Sharks existed before there were dinosaurs and they pre-date humans by millions of years. Yet, in a relatively short period of time, humans and their technological arsenal have driven most shark populations to the verge of extinction.

This is bad news for the world's oceans. Sharks are the top predator in the ocean and are vital to its ecosystem. The rapid reduction of sharks is disrupting the ocean's equilibrium, according to Peter Knights, director of WildAid International.

"These are ecosystems that have evolved over millions and millions of years," said Knights. "As soon as you start to take out an important part of it, it's like a brick wall, you take out bricks [and] eventually it's going to collapse."

When sharks attack humans, it inevitably makes news - it is a sexy story. What is rarely reported is that worldwide, sharks kill an average of 10 people every year. It's usually when people venture into a shark's habitat and not the other way around. By contrast, humans kill around 100 million sharks every year - a number that has ballooned in recent years because of the enormous demand for shark fins to make shark fin soup.

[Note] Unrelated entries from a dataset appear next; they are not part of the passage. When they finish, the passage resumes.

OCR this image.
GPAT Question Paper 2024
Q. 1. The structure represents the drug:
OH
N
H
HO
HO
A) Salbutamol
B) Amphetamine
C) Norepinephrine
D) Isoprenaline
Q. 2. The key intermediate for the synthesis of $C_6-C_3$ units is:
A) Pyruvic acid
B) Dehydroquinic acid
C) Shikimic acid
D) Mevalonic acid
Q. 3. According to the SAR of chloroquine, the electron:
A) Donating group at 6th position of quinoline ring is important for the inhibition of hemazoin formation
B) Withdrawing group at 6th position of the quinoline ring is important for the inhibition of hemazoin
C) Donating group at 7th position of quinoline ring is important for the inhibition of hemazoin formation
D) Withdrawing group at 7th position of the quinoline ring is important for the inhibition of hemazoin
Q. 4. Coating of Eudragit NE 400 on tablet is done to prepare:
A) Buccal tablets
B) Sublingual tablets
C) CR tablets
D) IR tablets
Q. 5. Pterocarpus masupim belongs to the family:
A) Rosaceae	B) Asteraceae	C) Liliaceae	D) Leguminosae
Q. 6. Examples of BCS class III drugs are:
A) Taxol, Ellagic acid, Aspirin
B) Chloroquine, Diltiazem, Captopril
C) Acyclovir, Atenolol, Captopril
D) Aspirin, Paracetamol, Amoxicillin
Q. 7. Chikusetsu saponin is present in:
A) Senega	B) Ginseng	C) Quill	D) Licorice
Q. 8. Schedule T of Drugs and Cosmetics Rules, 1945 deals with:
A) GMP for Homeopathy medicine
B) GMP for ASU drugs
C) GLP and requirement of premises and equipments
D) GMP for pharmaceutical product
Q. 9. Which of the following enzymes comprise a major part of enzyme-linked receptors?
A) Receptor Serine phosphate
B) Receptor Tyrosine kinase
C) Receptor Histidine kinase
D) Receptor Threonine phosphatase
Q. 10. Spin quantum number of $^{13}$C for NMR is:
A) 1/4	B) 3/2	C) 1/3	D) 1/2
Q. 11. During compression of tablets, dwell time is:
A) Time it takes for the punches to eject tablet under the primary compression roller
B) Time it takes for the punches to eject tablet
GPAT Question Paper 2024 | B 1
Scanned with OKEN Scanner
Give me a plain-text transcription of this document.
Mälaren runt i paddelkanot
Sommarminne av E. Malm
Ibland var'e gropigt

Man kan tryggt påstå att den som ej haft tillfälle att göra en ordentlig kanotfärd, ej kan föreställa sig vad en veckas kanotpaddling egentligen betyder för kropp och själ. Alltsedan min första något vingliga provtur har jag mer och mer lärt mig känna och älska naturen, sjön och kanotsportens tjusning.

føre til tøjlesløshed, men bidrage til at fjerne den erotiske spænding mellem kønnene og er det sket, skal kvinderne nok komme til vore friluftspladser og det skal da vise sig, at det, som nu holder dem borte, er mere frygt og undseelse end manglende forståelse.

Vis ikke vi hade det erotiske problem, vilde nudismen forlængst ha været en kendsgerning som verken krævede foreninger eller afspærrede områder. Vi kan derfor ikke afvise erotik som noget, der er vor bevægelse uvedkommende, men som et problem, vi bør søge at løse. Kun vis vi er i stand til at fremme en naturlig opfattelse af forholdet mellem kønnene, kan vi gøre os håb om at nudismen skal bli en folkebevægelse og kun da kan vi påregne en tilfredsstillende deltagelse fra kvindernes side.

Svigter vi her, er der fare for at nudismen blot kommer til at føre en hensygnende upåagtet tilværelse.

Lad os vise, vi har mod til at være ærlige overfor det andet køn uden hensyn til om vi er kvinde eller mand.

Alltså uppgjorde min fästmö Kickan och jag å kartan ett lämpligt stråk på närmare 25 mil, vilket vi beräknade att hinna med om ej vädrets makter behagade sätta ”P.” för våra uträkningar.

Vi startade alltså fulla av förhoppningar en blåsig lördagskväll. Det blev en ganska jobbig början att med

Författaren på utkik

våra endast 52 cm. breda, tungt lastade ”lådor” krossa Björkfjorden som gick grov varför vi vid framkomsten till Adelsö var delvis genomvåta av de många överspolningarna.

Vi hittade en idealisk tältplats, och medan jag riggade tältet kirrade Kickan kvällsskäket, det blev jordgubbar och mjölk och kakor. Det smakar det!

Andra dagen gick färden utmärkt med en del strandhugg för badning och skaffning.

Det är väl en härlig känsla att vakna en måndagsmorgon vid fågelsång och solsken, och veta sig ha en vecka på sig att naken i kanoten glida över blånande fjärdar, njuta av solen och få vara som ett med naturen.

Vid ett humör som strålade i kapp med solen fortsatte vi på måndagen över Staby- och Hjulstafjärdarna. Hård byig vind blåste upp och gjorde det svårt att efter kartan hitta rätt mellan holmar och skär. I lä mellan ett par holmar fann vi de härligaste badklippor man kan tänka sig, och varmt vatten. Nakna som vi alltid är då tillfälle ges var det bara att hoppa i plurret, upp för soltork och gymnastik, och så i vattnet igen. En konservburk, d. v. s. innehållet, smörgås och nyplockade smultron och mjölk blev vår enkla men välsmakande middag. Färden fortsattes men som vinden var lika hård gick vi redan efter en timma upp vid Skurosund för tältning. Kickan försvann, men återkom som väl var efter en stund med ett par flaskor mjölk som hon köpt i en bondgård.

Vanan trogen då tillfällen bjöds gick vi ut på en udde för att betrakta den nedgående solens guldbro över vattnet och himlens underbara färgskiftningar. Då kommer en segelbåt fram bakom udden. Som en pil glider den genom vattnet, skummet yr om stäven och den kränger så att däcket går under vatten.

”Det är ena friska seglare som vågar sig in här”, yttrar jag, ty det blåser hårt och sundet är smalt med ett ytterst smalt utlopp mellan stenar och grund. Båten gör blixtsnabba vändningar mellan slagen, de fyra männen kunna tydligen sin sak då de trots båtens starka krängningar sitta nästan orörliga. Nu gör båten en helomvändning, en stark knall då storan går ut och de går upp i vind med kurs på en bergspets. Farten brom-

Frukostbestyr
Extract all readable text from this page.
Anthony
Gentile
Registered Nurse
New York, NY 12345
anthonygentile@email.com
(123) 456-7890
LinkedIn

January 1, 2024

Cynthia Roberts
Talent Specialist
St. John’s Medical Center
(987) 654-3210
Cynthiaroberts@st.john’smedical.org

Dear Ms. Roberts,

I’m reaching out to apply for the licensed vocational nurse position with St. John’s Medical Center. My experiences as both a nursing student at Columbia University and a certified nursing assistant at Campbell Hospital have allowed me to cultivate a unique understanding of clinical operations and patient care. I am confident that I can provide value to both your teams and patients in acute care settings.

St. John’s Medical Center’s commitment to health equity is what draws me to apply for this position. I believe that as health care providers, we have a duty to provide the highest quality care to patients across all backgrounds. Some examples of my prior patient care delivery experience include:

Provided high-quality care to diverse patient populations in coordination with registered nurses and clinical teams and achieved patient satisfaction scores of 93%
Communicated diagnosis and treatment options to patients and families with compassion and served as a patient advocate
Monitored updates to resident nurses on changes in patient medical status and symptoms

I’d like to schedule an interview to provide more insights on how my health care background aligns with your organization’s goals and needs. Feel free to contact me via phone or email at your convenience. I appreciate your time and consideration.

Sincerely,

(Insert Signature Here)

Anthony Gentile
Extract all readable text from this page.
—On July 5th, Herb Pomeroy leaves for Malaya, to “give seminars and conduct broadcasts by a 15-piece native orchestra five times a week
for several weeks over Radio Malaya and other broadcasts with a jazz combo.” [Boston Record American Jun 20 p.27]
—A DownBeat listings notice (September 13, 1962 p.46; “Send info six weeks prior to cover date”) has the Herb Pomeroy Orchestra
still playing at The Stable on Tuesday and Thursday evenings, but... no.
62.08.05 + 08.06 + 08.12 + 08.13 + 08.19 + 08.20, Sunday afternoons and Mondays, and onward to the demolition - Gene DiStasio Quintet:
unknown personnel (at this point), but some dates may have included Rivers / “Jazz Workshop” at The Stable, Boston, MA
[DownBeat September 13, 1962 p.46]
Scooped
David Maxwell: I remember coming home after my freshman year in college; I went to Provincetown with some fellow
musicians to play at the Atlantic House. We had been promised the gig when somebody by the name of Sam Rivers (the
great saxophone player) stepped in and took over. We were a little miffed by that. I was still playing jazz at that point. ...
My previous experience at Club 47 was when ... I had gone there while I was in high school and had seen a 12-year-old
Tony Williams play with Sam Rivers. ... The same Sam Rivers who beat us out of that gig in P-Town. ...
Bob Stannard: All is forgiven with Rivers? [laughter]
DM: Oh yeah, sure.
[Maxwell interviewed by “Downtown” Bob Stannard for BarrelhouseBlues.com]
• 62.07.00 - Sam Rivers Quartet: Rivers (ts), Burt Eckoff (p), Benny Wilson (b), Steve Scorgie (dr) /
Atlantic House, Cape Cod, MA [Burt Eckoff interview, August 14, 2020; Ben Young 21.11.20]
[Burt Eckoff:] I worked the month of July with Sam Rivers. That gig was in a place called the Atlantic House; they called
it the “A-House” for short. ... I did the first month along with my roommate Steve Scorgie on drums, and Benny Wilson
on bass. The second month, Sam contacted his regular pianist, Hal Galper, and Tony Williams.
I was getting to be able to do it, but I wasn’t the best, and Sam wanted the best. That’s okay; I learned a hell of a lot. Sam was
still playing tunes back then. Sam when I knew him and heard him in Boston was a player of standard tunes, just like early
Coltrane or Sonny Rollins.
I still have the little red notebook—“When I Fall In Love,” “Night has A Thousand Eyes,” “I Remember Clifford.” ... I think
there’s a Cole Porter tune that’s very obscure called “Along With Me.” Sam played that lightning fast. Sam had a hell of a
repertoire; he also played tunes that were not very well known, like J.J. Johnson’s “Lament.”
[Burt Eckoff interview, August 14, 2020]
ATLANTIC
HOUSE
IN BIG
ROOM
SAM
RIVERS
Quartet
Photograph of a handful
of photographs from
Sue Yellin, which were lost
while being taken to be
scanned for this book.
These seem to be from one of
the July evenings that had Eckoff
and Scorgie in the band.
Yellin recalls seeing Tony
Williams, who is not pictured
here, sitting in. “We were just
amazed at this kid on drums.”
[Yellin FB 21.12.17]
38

To satiate the appetites of upwardly mobile Chinese, fishermen traverse all corners of the Earth's oceans in search of sharks or, more specifically, their fins. Because space is limited on fishing vessels and shark bodies are bulky and not considered as valuable, fishermen often catch the sharks, saw off their fins and toss the sharks back into the water. Without their fins, sharks cannot swim and they sink to the ocean floor, where they're picked at by other fish and left to die.

The fate of the shark is grim. Increasing public awareness of the shark's role in the marine ecosystem and the rapid rate of extinction because of the demand for shark fin soup may be the best hope for the shark, which has inhabited the planet for 400 million years.